Il soutient qu’il n’a pas commis de fausses déclarations et que les ressources relevées lors du contrôle ne sont pas des revenus professionnels, de telle sorte qu’elles n’avaient pas à être prises en compte pour le calcul de ses droits aux prestations sociales.
Par un mémoire en défense, enregistré le 19 août 2025, le département des Alpes-Maritimes, représenté par le président du conseil départemental en exercice, conclut au rejet de la requête.
Il soutient que les moyens de la requête ne sont pas fondés.
Vu les autres pièces du dossier.
Vu :
- le code de l’action sociale et des familles ;
- le code de la sécurité sociale ;
- le code de justice administrative.
La présidente du tribunal a dispensé le rapporteur public, sur sa proposition, de prononcer des conclusions à l’audience, en application de l’article R. 732-1-1 du code de justice administrative.
Les parties ont été régulièrement averties du jour de l’audience.
Ont été entendus au cours de l’audience publique :
- le rapport de Mme Pouget, présidente,
- et les observations de Mme C…, représentant le département des Alpes-Maritimes.
La clôture de l’instruction a été prononcée à l’issue de l’audience publique en application de l’article R. 772-9 du code de justice administrative.
Considérant ce qui suit :
1. M. B… demande au tribunal d’annuler la décision du 28 juin 2024 par laquelle le président du conseil départemental des Alpes-Maritimes a prononcé à son encontre une amende administrative d’un montant de 800 euros.

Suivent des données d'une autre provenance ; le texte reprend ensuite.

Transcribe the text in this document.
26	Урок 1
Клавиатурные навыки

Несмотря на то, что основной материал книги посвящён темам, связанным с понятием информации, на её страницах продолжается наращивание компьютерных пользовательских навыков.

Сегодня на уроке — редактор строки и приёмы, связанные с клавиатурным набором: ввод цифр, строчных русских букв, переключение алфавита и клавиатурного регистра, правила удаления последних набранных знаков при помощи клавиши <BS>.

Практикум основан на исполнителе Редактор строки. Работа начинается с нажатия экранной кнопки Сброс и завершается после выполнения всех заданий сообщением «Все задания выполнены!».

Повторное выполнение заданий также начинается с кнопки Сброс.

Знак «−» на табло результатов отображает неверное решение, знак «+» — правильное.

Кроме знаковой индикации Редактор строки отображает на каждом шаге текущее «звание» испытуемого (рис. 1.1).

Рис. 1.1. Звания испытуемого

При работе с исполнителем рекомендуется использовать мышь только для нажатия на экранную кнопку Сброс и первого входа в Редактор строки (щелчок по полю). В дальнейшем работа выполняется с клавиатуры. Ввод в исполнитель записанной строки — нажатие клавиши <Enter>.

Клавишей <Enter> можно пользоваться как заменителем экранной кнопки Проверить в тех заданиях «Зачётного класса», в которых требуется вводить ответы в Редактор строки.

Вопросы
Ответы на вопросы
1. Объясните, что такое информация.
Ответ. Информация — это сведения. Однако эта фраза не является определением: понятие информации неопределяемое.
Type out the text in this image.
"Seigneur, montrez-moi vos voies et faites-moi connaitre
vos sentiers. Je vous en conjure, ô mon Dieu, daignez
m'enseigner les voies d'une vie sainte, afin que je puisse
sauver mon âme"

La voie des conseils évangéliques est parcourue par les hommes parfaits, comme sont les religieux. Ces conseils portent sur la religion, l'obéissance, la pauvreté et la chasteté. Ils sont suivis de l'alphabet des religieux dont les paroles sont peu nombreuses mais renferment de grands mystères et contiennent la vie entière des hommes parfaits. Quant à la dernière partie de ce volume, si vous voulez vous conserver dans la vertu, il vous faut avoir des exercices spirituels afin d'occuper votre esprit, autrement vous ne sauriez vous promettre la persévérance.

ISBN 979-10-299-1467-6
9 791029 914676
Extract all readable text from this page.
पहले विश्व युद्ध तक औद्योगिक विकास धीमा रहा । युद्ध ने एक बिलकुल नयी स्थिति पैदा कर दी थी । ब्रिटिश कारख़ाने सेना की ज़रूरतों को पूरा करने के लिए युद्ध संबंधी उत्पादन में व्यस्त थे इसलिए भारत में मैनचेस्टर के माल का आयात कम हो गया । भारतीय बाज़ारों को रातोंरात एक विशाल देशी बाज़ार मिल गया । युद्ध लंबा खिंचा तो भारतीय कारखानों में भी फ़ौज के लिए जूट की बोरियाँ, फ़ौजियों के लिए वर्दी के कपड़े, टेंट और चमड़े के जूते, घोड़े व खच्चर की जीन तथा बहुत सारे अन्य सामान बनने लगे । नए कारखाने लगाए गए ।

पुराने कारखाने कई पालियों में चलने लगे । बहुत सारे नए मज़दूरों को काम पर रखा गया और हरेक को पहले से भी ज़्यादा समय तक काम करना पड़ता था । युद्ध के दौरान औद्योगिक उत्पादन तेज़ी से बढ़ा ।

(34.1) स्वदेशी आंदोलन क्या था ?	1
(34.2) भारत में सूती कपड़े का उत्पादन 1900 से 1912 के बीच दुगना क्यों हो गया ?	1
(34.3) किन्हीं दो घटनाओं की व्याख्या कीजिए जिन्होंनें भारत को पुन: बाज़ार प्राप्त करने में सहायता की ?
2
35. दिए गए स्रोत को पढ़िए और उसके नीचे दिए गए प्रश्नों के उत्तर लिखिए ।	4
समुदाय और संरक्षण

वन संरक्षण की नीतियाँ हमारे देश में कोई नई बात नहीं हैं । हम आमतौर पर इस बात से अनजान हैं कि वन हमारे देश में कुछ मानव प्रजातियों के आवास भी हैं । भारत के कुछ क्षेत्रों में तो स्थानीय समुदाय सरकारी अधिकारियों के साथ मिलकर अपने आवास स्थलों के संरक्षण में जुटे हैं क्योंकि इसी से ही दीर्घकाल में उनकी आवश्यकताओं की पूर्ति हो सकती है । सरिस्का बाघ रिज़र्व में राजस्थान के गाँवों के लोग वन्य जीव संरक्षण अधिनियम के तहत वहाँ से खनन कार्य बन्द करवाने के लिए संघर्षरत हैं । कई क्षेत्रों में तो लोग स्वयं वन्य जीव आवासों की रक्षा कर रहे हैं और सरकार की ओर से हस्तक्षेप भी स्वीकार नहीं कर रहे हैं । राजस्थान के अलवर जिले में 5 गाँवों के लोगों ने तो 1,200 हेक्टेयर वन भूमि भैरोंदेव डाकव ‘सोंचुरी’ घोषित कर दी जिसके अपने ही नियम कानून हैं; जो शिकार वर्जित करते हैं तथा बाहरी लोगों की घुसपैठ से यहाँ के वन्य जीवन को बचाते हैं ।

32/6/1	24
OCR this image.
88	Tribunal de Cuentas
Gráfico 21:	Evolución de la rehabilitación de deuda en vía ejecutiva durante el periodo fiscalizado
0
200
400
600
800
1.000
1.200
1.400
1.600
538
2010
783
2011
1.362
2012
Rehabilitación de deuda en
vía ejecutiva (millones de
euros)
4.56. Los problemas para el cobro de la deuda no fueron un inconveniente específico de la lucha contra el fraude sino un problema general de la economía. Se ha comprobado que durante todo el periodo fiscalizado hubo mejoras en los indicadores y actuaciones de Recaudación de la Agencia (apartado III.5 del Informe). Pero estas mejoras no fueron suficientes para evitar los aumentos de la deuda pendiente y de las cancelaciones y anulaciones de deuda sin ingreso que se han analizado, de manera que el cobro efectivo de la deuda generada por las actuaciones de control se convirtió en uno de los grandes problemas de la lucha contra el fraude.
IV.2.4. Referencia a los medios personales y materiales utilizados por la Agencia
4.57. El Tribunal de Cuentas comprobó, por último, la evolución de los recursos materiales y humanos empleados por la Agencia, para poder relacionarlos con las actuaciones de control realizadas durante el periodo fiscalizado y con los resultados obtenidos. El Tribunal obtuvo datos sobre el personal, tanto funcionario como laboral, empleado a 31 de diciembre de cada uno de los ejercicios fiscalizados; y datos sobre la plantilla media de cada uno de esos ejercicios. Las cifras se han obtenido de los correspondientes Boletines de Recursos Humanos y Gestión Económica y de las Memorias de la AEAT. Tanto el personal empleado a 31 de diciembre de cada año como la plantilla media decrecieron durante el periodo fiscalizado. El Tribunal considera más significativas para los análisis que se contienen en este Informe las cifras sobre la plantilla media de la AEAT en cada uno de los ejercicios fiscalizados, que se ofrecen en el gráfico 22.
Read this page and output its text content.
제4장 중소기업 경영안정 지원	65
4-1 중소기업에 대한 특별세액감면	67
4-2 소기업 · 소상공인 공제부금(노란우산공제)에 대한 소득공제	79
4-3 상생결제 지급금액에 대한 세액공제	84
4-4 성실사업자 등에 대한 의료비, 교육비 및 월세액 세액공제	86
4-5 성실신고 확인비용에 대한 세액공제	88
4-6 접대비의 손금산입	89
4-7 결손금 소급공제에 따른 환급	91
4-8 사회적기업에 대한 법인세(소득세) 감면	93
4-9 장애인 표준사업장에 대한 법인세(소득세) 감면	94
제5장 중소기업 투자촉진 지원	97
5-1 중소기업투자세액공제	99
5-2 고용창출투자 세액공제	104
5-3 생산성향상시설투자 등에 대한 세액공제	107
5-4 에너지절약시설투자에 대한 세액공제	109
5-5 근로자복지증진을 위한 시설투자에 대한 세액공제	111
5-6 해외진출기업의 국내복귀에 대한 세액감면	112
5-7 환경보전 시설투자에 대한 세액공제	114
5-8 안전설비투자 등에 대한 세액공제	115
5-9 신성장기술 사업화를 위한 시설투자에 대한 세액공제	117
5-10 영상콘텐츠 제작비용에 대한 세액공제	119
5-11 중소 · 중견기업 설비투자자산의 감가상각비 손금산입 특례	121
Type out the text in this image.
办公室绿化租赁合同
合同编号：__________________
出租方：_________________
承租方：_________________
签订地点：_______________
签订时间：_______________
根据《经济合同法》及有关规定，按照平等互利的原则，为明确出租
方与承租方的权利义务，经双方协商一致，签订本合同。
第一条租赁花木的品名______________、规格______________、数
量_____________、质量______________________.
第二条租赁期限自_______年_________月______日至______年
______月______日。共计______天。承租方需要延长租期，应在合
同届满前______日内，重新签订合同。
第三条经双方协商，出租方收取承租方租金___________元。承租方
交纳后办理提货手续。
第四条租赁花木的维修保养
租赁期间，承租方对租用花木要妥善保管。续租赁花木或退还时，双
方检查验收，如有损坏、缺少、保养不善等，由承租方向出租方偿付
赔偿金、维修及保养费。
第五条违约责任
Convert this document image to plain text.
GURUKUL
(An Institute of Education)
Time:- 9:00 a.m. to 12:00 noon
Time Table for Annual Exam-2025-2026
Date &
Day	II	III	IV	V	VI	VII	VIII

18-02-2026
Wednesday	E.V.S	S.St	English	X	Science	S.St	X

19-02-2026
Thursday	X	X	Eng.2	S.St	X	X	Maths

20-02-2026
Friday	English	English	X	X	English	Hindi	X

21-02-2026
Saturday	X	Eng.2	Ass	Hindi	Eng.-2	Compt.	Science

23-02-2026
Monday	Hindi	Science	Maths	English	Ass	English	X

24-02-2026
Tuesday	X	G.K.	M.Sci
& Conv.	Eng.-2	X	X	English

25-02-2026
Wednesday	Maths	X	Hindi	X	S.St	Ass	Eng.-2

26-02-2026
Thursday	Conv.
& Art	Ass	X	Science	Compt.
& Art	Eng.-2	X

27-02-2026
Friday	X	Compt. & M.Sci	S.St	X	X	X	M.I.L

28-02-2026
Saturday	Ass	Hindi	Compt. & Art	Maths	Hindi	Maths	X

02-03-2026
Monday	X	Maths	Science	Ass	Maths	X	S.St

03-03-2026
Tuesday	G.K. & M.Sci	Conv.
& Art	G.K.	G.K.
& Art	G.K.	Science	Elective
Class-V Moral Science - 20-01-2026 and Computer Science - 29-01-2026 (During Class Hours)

2. D’une part, aux termes de l’article L. 262-2 du code de l’action sociale et des familles : « Toute personne résidant en France de manière stable et effective, dont le foyer dispose de ressources inférieures à un revenu garanti, a droit au revenu de solidarité active dans les conditions définies au présent chapitre. (…) ». Aux termes de l’article R. 262-37 du même code : « Le bénéficiaire de l’allocation de revenu de solidarité active est tenu de faire connaître à l’organisme chargé du service de la prestation toutes informations relatives à sa résidence, à sa situation de famille, aux activités, aux ressources et aux biens des membres du foyer ; il doit faire connaître à cet organisme tout changement intervenu dans l’un ou l’autre de ces éléments ».
3. D’autre part, aux termes de l’article L. 262-52 du code de l’action sociale et des familles : « La fausse déclaration ou l’omission délibérée de déclaration ayant abouti au versement indu du revenu de solidarité active est passible d’une amende administrative prononcée et recouvrée dans les conditions et les limites définies , en matière de prestations familiales, aux sixième, septième, neuvième et dixième alinéas du I, à la seconde phrase du onzième alinéa du I et au II de l’article L. 114-17 du code de la sécurité sociale. La décision est prise par le président du conseil général après avis de l’équipe pluridisciplinaire mentionnée à l’article L. 262-39 du présent code. La juridiction compétente pour connaître des recours à l’encontre des contraintes délivrées par le président du conseil général est la juridiction administrative. Aucune amende ne peut être prononcée à raison de faits remontant à plus de deux ans (…) ». Aux termes de l’article L. 114-17 du code de la sécurité sociale : « I (…) Le montant de la pénalité est fixé en fonction de la gravité des faits, dans la limite de deux fois le plafond mensuel de la sécurité sociale. (…) ».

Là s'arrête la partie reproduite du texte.